STO — Benefits to the Users : Improved Experience Due to Alleviated Price Volatility
However, the situation would be different if Deacon Solar carries out an STO. Aside from its utility token Solar, Deacon Solar would issue a security token ‘Solar Fund Token’ for fundraising purposes. Investors who see investment value in Deacon Solar would help the company’s fundraising by purchasing Solar Fund Tokens and acquire shares of the company. If they forecast a grim outlook for Deacon Solar, they would sell their Solar Fund Tokens.
All the while, the price of Solar would be more stable. Users who want to buy 1kW and small-scale energy producers who want to sell energy will always be able to buy and sell 1 Solar for 10 KRW like a stablecoin. Investors who do not really use the service will have no reason to buy Solar tokens which has flat volatility, and actual users of Deacon Solar will be able to trade energy in a stable environment. With investment demands nested in security tokens and user demand in utility tokens, user experience will greatly improve.

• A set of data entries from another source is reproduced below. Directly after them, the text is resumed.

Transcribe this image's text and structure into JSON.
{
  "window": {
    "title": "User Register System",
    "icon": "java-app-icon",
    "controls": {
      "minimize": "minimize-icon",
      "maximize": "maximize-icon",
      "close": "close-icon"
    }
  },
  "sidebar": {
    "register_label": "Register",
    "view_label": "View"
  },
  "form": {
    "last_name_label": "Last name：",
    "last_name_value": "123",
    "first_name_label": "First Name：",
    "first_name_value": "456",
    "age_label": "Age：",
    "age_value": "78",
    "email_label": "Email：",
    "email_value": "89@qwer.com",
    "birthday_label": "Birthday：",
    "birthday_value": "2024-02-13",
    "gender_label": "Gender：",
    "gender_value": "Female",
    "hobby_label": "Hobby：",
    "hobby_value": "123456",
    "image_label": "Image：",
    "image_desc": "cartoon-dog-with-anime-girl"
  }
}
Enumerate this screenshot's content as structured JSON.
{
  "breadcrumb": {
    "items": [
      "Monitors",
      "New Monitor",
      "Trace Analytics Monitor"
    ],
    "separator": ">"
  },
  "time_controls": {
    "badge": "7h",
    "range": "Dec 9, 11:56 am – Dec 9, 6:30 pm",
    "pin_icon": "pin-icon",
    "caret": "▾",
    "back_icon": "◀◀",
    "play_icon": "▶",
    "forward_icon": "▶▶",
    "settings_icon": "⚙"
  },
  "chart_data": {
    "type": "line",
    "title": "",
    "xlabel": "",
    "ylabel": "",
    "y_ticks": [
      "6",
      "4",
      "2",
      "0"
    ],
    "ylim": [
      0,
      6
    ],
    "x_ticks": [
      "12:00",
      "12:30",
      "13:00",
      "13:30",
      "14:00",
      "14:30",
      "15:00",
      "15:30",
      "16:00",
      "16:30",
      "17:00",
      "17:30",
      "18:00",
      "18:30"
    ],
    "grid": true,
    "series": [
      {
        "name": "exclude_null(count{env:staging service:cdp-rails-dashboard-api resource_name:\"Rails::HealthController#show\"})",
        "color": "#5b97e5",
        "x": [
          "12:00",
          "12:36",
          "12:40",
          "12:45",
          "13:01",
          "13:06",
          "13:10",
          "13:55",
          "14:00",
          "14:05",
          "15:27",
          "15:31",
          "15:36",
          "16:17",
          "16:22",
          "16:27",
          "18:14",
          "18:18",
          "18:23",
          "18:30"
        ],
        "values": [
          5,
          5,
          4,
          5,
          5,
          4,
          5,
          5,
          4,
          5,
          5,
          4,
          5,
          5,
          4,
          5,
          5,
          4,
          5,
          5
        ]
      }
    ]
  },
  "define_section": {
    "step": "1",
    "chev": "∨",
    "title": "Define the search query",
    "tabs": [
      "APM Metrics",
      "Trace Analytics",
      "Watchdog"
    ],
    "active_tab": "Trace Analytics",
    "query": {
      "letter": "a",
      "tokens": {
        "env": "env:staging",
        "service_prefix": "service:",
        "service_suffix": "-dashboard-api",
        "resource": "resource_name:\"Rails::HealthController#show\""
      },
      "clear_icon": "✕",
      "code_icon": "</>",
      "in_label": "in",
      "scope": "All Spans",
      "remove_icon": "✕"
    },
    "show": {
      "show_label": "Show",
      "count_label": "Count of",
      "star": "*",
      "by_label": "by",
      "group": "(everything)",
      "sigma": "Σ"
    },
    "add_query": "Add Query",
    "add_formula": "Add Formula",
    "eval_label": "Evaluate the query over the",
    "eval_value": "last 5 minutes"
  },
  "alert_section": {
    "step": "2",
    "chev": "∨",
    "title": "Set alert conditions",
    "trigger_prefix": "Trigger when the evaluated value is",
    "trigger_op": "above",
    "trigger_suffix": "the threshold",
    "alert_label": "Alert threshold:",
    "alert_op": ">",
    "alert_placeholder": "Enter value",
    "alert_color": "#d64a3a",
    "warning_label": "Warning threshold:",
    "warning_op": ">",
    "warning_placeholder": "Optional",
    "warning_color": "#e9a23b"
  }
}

STO — Benefits to the Investors : Lesser Complexity in Investment Judgment Due to
Simplified Token Economy
If Deacon Solar proceeds its STO with SOlar Fund Token, investors will be able to make their investment decision easily because the token economy has become simplified thanks to the divided investment and use demands. No longer does Deacon Solar have to implement a complex token economy structure, most significantly because the utility okens are decoupled from the network’s value. Naturally, the network’s value will be coupled with Solar Fund Token, and the utility token will be designed focusing on its intrinsic purpose. There is no need to introduce staking or burn & mint mechanisms. Investors do not need to struggle trying to understand complex token economy structures and do not need to worry about price volatility due to use demand.
4. In Closing
As we have discussed, security tokens have a lot of advantages and are at the center of attention in various fields, but it is not a perfect alternative yet. There are no clear regulations on security tokens including taxation and KYC, and there is yet to be a complete technological standard for security tokens.
Although we believe in a future in which security tokens will bridge the blockchain industry and conventional finance industry, nobody can guarantee that security tokens will actually perform such role.
Decon strives to accurately identify the advantages and limitations of security tokens through continuous research and provide the best solution for our clients.
- Unlike utility tokens that represent the usage right of a certain network, security tokens replace securities. Therefore, security tokens must be issued and traded under the regulation and surveillance of financial authorities.
- The popularity that follows security tokens despite regulations stems from benefits over traditional securities, benefits in fundraising and token economy compared to ICOs.
- Security tokens have an environment of higher liquidity than traditional securities and have enhanced efficiency thanks to their programmability.
- In terms of fundraising, STOs have more stability and have a more hospitable environment for institutional investors compared to ICOs.
- In the token economy aspect, the introduction of security tokens will simplify utility token structures which will greatly improve token user experience and make investment judgment easier.